Medusa: Training Multiple Speculative Heads
Medusa takes self-speculation further by training multiple independent heads, each predicting a different position ahead:
class MedusaModel(nn.Module):
def __init__(self, base_model, medusa_num_heads=5):
super().__init__()
self.base_model = base_model
self.medusa_heads = nn.ModuleList([
nn.Linear(base_model.config.hidden_size,
base_model.config.vocab_size)
for _ in range(medusa_num_heads)
])
def forward(self, input_ids):
hidden = self.base_model(input_ids).last_hidden_state
# Each head predicts token at position t+i
return [head(hidden[:, -1]) for head in self.medusa_heads]
During inference, head 0 predicts token t+1, head 1 predicts t+2, etc.
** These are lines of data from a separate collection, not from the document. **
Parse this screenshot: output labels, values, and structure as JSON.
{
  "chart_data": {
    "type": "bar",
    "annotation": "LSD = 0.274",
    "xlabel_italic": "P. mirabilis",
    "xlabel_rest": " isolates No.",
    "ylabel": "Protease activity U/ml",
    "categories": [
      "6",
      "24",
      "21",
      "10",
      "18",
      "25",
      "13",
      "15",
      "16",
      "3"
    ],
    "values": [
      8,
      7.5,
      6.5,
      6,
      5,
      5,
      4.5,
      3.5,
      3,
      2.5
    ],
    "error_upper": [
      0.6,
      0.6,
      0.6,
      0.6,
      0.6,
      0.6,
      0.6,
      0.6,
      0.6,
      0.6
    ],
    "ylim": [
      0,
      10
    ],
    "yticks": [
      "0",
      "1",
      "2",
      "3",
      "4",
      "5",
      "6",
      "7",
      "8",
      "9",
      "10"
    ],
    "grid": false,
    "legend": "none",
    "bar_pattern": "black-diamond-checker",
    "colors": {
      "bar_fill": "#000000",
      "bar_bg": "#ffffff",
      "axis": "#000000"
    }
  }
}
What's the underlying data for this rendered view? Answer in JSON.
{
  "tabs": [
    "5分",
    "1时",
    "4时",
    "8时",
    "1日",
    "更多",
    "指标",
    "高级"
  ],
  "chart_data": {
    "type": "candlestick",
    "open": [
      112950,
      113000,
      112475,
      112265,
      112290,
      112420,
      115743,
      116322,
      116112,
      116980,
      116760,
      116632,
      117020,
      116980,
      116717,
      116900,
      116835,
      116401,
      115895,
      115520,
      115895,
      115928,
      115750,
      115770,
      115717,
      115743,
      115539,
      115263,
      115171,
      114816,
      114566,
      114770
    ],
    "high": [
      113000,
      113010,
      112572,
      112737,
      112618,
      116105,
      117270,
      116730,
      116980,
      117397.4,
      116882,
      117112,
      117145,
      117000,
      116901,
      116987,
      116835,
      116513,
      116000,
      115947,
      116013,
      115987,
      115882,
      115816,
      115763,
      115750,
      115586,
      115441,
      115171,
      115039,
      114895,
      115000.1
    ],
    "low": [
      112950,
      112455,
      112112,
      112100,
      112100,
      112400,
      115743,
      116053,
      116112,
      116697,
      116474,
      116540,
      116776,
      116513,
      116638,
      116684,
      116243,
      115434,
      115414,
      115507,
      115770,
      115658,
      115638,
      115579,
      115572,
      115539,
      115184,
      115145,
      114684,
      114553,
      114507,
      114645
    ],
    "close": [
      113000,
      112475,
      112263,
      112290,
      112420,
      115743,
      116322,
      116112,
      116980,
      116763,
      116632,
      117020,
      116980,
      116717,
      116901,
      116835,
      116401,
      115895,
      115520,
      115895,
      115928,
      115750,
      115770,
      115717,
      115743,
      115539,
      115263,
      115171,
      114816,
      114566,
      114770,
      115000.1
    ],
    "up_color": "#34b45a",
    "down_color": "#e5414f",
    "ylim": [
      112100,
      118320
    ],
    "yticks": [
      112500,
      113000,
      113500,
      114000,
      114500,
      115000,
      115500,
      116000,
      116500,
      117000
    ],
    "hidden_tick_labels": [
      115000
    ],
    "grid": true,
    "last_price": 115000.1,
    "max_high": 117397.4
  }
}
All heads share the same backbone, so the memory cost is just the small head matrices.
When Speculative Decoding Shines (and When It Does Not)
Best cases:
- Creative writing / open-ended generation: high acceptance rates (70-90%) because text is predictable
- Code completion: structured, repetitive patterns → 80%+ acceptance
- Translation: deterministic outputs → excellent draft-target alignment
Worst cases:
- High-temperature sampling: randomness hurts draft prediction
- Mathematical reasoning: each step depends critically on the last → lower acceptance
- Very small models (<7B): the draft overhead outweighs the benefit
Putting It All Together: A Production Pipeline
Here is a complete production-ready wrapper:
import time
from typing import Optional
class SpeculativeGenerator:
def __init__(self, target_path, draft_path, device="cuda"):
self.target = AutoModelForCausalLM.from_pretrained(
target_path, torch_dtype=torch.float16, device_map=device
)
self.draft = AutoModelForCausalLM.from_pretrained(
draft_path, torch_dtype=torch.float16, device_map=device
)
self.tokenizer = AutoTokenizer.from_pretrained(draft_path)
def generate(self, prompt: str, max_tokens: int = 200,
gamma: int = 5, temperature: float = 0.7) -> dict:
inputs = self.tokenizer(prompt, return_tensors="pt").to(self.target.device)
start = time.perf_counter()
output = self.target.generate(
**inputs,
assistant_model=self.draft,
max_new_tokens=max_tokens,
num_assistant_tokens=gamma,
temperature=temperature,
do_sample=True,
)
elapsed = time.perf_counter() - start
text = self.tokenizer.decode(output[0], skip_special_tokens=True)
token_count = len(output[0]) - len(inputs.input_ids[0])
return {
"text": text,
"tokens_generated": token_count,
"tokens_per_second": token_count / elapsed,
"elapsed_seconds": round(elapsed, 2),
"speculation_depth": gamma,
}
# Usage
gen = SpeculativeGenerator(
target_path="meta-llama/Llama-3-70B-Instruct",
draft_path="meta-llama/Llama-3-8B-Instruct"
)
result = gen.generate("Write a Python function that implements")
print(f"Speed: {result['tokens_per_second']:.1f} tok/s")
Conclusion
Speculative decoding is one of the few inference optimizations that gives you something for nothing: faster generation with identical output distribution. The technique is maturing rapidly — vLLM, TGI, and Ollama all support it, and research extensions like Medusa, EAGLE, and Lookahead Decoding push speedups even higher.
Start with a small draft model and γ = 5, measure your acceptance rate, and tune from there. Your users will notice the difference.